To live in such splendor (2BR, 2BA, WSH/DR, New Appl., HDWD, Balcony. Great location. $1050.00/mo)

Yow!

Then again, it is twice the amount of apartment as what I live in, and totally restored, with lots of cool features. I think the asking price is fair. Much more reasonable than the 1-BR 1-BA I looked at in the Library Lofts complex. This place was infinitesimal. It was like ½ of the floorspace of my current flat, if that, and it wasn’t even pretty. The floor looked like it had been scraped off with a front end loader. It was patches of bare concrete and scarred, stained hardwood. The bathroom had fresh, if unremarkable tiles, and the kitchen had nice, new cupboards and countertops, but otherwise the amenities were far from impressive.
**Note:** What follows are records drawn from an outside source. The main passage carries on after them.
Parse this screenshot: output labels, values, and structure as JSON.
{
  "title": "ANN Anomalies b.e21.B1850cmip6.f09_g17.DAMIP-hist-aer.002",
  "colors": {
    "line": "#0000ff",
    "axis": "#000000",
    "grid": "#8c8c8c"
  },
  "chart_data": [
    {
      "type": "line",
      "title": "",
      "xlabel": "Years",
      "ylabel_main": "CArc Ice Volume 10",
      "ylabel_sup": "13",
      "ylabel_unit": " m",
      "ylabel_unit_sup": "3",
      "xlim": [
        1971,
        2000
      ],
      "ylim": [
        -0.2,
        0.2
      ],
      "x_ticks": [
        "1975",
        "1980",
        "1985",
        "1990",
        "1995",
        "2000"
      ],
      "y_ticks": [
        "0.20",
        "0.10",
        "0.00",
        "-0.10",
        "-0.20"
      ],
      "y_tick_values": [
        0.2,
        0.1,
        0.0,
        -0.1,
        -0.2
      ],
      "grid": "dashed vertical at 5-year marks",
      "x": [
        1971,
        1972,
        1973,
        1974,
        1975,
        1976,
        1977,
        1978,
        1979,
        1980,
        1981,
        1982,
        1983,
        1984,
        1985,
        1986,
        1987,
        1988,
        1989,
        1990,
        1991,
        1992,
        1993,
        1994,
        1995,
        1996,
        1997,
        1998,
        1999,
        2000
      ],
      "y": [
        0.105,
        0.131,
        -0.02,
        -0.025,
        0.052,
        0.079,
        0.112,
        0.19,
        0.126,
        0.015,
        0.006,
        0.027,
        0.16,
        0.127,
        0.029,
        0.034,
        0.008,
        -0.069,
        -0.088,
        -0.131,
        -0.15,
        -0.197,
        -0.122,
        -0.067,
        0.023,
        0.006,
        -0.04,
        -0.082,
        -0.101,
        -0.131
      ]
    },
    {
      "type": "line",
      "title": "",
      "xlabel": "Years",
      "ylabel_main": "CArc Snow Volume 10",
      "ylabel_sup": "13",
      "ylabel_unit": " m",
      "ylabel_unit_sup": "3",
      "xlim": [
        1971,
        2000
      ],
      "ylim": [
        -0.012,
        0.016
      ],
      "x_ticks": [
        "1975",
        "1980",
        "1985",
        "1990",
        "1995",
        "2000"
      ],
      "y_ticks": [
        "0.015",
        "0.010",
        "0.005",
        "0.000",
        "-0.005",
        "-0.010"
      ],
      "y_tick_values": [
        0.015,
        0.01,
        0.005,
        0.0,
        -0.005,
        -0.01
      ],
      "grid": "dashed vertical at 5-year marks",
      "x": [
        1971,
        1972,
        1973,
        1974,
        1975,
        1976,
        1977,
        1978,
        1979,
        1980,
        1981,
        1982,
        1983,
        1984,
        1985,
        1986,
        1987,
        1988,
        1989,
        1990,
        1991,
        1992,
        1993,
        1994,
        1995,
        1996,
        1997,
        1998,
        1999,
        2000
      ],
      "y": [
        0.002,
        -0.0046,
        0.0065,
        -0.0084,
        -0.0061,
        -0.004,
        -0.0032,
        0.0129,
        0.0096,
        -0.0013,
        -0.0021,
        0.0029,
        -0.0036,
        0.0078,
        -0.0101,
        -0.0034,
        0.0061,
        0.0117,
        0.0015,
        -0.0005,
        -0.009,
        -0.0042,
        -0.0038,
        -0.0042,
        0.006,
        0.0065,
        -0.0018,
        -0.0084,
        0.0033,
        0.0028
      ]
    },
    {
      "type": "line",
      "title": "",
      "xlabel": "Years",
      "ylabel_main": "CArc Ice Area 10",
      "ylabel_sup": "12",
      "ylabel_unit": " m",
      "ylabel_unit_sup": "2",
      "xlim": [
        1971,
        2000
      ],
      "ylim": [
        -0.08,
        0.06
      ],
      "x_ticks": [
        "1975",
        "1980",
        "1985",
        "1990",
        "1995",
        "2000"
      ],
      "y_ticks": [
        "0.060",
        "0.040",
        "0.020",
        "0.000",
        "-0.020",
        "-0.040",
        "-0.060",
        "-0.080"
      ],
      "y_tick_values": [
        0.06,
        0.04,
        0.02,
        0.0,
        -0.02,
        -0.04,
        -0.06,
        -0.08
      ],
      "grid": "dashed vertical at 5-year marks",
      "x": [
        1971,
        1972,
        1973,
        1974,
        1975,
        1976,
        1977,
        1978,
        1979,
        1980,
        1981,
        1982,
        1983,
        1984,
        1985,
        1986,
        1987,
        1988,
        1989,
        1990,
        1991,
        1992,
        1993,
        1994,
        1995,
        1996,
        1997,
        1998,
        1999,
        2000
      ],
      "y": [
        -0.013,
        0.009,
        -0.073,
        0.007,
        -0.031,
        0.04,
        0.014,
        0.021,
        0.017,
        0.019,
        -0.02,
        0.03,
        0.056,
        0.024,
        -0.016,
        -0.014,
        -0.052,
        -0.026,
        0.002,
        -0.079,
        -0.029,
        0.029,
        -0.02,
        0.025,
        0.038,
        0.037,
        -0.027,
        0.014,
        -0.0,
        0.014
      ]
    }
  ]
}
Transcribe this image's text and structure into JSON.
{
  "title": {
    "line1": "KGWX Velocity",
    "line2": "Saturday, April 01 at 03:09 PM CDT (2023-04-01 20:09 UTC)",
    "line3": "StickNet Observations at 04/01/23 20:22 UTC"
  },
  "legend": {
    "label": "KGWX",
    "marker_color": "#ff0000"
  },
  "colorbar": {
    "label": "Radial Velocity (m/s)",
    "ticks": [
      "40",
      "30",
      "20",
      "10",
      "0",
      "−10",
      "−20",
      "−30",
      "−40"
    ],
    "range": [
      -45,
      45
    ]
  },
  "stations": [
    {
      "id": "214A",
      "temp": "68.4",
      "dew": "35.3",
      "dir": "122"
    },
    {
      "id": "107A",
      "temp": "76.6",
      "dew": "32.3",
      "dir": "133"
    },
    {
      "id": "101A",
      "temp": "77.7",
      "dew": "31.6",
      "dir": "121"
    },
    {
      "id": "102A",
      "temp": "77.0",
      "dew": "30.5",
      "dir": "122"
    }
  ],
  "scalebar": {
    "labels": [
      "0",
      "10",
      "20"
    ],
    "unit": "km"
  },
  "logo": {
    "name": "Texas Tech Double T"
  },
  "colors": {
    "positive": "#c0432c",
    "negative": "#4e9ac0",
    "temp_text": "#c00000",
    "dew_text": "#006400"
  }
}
You entered by the front door, and you entered into the kitchen. There was no divider between the kitchen and the living/dining room. The dining/living room was maybe 14’ x 12’, and the bedroom was probably 8’ x 10’. There was a bathroom you practically had to back into with your pants down, and two small closets. For this, the prospective tenant was expected to front the princely sum of $675/mo. Now if downtown offered a glamorous or convenient lifestyle, this level of rent might be reasonable, but right now Downtown offers little attraction. If you worked downtown, it would be convenient, but only in regard to commuting. You would have to trek to another part of town to do your grocery shopping, go to the hardware store, buy a pair of pants, or rent a video. As to glamor, downtown Kansas City, MO is definitely not ritzy. The posh part of KCMO is the Plaza for shops and the Brookside neighborhood for residential areas. Downtown, as yet, is a dirt-dull commercial/financial district with a burgeoning pretentious, artsy element.

I don’t see myself moving out of the comfortable, centrally-located, economical, and eclectic Hyde Park area any time soon.